Era tutto
sbagliato. E, di conseguenza, tutto da rifare. I contenuti, la comunicazione,
l’agenda delle priorità. La lista degli amici, alcuni di loro diventati una
zavorra, e quella dei nemici. E un po’, perfino, l’unica cosa che nella vita
davvero non si può modificare: il carattere.
Cambiare
tutto. Una metamorfosi lungamente preparata. Non è una decisione che Matteo
Renzi ha preso il 24 agosto, quando il suo elicottero è atterrato ad Amatrice
poche ore dopo il disastroso terremoto. E neppure nei giorni successivi, nel
mezzo della palestra di Ascoli o sotto il tendone di Amatrice, tra uomini in
lacrime, volontari, preti, suore, bambini, bare.
Il segno più
evidente di quei giorni è che il premier ha smesso di fare battute, in pubblico
e in privato, può sembrare una cosa scontata soltanto a chi non lo conosce.

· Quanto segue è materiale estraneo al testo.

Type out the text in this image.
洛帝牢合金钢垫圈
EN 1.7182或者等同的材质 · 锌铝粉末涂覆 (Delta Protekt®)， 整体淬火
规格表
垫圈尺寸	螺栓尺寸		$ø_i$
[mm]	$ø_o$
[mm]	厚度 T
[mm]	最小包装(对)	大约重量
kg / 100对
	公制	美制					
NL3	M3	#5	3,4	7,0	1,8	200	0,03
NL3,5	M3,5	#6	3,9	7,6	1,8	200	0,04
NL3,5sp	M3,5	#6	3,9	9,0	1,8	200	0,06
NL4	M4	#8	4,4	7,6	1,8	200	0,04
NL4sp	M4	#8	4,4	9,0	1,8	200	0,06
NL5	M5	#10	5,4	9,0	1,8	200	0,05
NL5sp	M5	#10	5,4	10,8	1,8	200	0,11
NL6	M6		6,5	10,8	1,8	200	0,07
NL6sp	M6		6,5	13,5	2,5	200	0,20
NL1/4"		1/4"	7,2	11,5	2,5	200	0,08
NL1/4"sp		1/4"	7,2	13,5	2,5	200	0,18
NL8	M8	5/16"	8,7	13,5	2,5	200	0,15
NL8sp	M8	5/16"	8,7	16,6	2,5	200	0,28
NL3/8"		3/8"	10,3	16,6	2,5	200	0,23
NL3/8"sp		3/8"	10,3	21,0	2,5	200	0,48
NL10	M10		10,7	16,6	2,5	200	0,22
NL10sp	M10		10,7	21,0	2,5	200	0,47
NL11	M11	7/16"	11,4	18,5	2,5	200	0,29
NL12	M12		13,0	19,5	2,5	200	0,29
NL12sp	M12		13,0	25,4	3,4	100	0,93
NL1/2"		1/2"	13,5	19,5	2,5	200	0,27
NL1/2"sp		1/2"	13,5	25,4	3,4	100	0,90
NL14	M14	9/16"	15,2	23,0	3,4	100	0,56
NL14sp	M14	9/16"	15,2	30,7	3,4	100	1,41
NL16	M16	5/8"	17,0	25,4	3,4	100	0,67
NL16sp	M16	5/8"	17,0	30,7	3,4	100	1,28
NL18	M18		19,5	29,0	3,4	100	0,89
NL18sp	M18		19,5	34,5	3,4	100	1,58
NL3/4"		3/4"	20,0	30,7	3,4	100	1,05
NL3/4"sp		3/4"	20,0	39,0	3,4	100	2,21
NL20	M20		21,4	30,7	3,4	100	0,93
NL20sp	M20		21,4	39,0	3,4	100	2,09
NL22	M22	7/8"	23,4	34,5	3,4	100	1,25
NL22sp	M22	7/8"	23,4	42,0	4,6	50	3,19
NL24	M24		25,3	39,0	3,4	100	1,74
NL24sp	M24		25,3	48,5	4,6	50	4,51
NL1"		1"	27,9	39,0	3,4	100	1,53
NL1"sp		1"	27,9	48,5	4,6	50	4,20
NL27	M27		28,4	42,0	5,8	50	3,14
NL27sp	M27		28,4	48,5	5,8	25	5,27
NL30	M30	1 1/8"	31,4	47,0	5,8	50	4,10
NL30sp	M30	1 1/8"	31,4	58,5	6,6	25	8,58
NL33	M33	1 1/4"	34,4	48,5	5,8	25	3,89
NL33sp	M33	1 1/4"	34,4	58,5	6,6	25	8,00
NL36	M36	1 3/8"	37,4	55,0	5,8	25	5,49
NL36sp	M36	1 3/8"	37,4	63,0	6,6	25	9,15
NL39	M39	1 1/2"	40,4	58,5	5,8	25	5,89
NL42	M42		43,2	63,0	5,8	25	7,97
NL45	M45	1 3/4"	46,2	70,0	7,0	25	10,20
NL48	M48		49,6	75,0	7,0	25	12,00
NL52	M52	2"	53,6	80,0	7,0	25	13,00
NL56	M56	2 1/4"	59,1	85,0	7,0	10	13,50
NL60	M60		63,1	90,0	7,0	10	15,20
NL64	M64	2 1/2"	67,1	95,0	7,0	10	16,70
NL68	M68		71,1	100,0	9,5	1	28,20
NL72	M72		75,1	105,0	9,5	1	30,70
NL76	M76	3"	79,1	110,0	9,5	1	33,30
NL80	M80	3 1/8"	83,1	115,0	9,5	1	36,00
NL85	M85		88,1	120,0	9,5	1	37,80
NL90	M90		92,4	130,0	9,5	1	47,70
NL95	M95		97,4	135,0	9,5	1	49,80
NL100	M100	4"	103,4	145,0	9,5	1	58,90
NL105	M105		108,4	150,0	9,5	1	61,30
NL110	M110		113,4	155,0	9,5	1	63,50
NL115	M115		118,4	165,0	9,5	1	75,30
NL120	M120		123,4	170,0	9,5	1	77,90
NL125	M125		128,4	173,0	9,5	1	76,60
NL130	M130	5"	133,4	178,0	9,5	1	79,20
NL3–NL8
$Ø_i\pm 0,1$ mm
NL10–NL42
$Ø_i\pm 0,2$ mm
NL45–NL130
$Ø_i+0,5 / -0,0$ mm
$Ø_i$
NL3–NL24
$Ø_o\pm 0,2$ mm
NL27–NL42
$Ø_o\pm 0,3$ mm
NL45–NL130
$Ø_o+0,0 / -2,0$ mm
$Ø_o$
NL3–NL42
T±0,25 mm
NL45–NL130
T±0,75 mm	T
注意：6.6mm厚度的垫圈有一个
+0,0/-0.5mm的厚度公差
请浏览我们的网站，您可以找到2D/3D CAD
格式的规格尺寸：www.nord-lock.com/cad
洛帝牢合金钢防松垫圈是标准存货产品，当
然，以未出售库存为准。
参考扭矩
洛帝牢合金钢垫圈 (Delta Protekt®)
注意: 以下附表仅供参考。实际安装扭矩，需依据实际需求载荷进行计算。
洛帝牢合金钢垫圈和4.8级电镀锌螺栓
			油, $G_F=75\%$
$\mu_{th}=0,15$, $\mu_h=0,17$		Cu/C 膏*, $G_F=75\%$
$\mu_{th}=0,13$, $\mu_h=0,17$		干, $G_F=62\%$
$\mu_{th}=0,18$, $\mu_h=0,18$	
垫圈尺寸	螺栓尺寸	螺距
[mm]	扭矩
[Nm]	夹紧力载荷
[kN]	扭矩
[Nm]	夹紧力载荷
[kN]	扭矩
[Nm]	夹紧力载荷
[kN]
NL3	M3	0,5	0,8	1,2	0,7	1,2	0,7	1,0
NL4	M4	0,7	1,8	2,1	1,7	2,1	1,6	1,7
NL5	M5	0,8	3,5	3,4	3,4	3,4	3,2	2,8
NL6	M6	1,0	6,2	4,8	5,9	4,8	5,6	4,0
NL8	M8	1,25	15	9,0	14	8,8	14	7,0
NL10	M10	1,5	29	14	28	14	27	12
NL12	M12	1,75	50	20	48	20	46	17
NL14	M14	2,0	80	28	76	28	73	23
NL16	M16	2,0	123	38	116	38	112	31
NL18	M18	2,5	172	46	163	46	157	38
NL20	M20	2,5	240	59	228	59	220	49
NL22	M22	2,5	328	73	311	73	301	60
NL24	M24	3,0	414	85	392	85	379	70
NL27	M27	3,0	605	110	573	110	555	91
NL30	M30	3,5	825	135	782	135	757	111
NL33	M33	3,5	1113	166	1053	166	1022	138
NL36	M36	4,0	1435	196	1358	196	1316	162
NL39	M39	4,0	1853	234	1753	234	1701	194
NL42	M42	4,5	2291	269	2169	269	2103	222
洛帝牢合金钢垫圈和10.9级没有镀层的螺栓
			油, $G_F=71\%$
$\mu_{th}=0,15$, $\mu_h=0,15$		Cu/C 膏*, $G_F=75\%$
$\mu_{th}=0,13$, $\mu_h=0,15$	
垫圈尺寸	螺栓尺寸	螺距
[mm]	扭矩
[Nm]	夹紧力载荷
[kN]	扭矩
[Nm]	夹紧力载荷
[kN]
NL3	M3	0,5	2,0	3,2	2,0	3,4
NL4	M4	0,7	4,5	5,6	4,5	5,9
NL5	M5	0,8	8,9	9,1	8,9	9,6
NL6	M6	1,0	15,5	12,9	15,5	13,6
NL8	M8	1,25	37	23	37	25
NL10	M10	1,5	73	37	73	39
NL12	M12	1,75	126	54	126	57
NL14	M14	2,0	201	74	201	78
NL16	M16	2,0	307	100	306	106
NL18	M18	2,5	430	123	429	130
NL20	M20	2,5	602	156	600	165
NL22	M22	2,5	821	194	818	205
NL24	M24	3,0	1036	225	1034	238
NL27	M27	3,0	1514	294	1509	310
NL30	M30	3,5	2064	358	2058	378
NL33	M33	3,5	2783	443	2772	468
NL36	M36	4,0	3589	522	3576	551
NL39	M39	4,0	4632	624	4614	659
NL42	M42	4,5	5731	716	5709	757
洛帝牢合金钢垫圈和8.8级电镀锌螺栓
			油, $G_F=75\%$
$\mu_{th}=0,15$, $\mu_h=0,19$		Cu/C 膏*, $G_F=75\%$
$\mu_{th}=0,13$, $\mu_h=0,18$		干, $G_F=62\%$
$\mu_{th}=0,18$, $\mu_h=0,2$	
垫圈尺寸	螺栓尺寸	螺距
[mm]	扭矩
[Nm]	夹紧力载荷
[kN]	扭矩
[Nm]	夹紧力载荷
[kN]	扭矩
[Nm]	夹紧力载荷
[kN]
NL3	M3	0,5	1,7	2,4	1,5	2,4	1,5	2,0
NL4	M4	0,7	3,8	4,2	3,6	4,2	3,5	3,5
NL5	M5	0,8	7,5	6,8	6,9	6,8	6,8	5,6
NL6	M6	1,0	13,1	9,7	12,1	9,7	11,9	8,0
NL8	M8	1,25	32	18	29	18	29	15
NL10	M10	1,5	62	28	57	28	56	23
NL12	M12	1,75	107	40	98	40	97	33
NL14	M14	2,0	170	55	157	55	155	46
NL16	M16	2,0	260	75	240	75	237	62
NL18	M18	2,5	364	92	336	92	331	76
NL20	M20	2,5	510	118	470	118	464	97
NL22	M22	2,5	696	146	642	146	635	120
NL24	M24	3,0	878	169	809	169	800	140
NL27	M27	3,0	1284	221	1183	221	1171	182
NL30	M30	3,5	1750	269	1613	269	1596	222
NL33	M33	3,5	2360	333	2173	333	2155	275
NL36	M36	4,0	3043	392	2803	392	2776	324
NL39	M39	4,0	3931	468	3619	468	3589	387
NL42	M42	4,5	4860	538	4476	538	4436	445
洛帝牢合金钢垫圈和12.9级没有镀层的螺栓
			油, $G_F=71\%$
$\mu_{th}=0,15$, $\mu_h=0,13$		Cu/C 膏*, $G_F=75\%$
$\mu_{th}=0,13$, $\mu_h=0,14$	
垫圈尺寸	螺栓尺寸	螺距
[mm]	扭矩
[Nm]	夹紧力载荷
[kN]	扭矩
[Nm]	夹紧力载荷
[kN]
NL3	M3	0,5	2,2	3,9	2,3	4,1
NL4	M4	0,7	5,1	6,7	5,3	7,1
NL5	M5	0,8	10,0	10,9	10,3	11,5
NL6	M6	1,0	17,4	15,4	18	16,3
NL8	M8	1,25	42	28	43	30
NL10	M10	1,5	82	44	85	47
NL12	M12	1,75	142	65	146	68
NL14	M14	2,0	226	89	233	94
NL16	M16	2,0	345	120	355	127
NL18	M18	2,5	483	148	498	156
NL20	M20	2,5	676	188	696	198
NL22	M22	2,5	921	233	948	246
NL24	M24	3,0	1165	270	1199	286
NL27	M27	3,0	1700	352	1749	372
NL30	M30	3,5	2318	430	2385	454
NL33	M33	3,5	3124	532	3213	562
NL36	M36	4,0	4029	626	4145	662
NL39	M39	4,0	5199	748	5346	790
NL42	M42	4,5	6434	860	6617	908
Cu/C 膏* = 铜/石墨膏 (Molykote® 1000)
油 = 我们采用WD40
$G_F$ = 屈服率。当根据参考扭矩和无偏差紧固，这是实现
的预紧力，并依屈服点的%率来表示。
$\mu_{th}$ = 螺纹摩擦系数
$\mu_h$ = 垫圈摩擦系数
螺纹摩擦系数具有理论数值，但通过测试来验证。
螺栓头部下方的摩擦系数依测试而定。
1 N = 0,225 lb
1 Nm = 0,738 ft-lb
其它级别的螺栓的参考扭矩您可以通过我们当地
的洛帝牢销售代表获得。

Anche il vertice italo-tedesco di Maranello con Angela Merkel è stato meno
roboante del previsto. Ma la svolta non è maturata nelle ore del dolore. Il
terremoto è una crepa simbolica tra una fase del suo governo e un’altra. Perché
l’unica new town in vista nei piani del premier non sarà costruita nei prossimi
mesi tra Amatrice e Arquata, ma nel cuore della Roma politica. Al vecchio
Renzi, crollato nell’immagine e nel consenso, in crisi di risultati, stretto
tra il “rischio zero” degli eventi sismici, che ovviamente non si può
pretendere, e la “crescita zero” del Prodotto interno lordo, che rappresenta un
risveglio rispetto alle previsioni ben più speranzose del documento di economia
e finanza del governo, va sostituito un nuovo Renzi. Il Rottamatore deve
lasciare il posto al Ricostruttore. Delle aree terremotate, certo: la prova più
severa, l’emergenza più dura su cui promesse e impegni saranno rapidamente
giudicati. Ma anche delle faglie che negli ultimi mesi hanno spezzato l’azione
di Renzi: la spaccatura del Pd tra maggioranza e minoranza, la divisione nel
cuore del tradizionale elettorato di sinistra, la distanza del premier
dall’opinione pubblica più periferica, più arrabbiata e che si è sentita
esclusa dalla ottimistica narrazione renziana, l’incomunicabilità con sindacati
e intellettuali. E il venir meno, insieme al patto del Nazareno, del gioco di
sponda con Silvio Berlusconi. E se ricostruire diventa il nuovo imperativo
nelle zone del sisma bisogna attendersi, nelle prossime settimane, azioni altamente
simboliche. E clamorose.
IN ASCOLTO
DEL QUIRINALE - Renzi
aveva deciso di mutare pelle già prima dell’estate, addirittura prima del voto
amministrativo di giugno, nel mese di maggio, quando ha capito di aver legato
la sua carriera politica a una scommessa che non sarebbe riuscito a vincere: il
trionfo dei sì al referendum sulla riforma costituzionale di autunno. È stato
quando sul suo tavolo i sondaggi hanno cominciato ad affermare con preoccupante
puntualità che gli italiani ad avere fiducia in lui sono appena il 26 per
cento, contro il 35 che ne ha poca e il 39 che dichiara di averne nessuna. Gli
stessi sondaggi collocano da mesi tra i ministri meno apprezzati la madrina
della riforma costituzionale, Maria Elena Boschi, agli ultimi posti nelle classifiche
di gradimento insieme a Marianna Madia e a Stefania Giannini. Il consenso è
cominciato a calare vistosamente alla fine del 2015, in coincidenza con la
rivolta degli obbligazionisti di Banca Etruria. E non è più risalito.
Non basta
qualche sondaggio, però, a far cambiare idea a Renzi. C’è qualche persuasore
più convincente dei tanti addetti alla comunicazione che si affollano nelle
stanze della presidenza del Consiglio. Tra loro l’emerito Giorgio Napolitano: è
stato lui a spiegare a Renzi che personalizzare il voto referendario, con la
minaccia di ritirarsi dalla politica in caso di sconfitta, era una posizione
infantile, e in ogni caso perdente. In privato, l’ex capo dello Stato si mostra
preoccupato e irritato con il premier. Una strategia sbagliata rischia non solo
di far vincere i no al referendum, ma di interrompere il processo di riforma
costituzionale cui Napolitano ha dedicato il suo doppio mandato presidenziale.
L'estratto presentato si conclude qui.